いや、すごい。ここまでガッチリと緊密なコンセプトアルバムに仕上げてくるとは。過去と現在の事象を二重映しにしたヴィジョンを顕現させる「昭和九十年」のコンセプトもさることながら、混迷極める現代への大なり小なりのアジテーションを多彩な曲調で繰り出しています。種々雑多なオマージュや遊びが楽曲や詞に盛り込まれ、濃ゆいキャラクター性もろとも混ざり合うことで生み出される畸形じみたエネルギーをなりふりかまわずぶちまけていたインディーズ時代も一昔前のものとなり、震災、そしてバンド自身のメジャーデビューへ経たことで、「少女」の内面、「個人」の自意識から、「都市」「社会」の外側へより意識を向けるようになっていったバンドの姿勢が、ここで一つの形をみたと言っていいと思います。バンドの持っていた「痛々しさ」はだんだんと洗練されてきましたが、キャリアを積んできたがゆえの鋭さが研ぎ澄まされてきていますし、このバンドのもつ「何でもアリ」感は依然として健在であることが伝わってくるところも嬉しい。

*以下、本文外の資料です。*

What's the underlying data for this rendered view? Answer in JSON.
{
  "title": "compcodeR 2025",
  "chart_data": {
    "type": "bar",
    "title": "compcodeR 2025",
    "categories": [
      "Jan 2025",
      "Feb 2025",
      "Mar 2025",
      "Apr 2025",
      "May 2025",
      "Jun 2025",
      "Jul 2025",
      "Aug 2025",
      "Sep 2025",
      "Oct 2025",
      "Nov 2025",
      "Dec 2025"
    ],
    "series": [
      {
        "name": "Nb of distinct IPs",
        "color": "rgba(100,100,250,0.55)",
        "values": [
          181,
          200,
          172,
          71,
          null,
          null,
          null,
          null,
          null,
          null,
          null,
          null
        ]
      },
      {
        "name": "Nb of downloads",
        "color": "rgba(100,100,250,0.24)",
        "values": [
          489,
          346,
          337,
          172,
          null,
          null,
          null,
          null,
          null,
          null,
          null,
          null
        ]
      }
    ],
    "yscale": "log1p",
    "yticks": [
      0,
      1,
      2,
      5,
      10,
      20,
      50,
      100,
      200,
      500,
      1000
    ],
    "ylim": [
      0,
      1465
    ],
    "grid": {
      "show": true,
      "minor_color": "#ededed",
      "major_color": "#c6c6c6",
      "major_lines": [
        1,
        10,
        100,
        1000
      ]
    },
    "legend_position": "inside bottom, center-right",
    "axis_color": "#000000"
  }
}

「言葉を、殺すな」のフレーズを歌謡曲とEDMとサイレンのミクスチャーのもとに撃ち出す"くちびるデモクラシー"、苛烈なるラブソングにしてエレクトロ・ポップ"ラブレター燃ゆ"は、恋と戦争のダブルワードを巧みに絡めこむ二曲。対照的に、"新宿モナムール"は失恋ソング。歌詞にある「飛んでくれるなお嬢さん 背中の桜が泣いている」のフレーズは、60年代末に橋本治が打った東大駒場祭のポスターの一文「とめてくれるなおっかさん 背中の銀杏が泣いている 男東大どこへ行く」から。『少女KAITAI』にも収録されていた"コインロッカーベイビーズ"は、このタイトルで「子供をつくろう」というプロポーズソングという意表をついた一曲。とはいえ、70年代に社会問題にまでなったコインロッカー幼児置き去り事件も、今はもう完全に過去のものとなった感があります。作詞は浜崎容子さんと、ジャニーズをはじめJ-POPの作詞・作編曲家の大智氏の共作。クラヴィネットがハネる軽快な曲調で、言葉を紡ぎ出すことの葛藤を歌う"詩人狩り"は、詩人は、ともすれば死人でもあるという一曲。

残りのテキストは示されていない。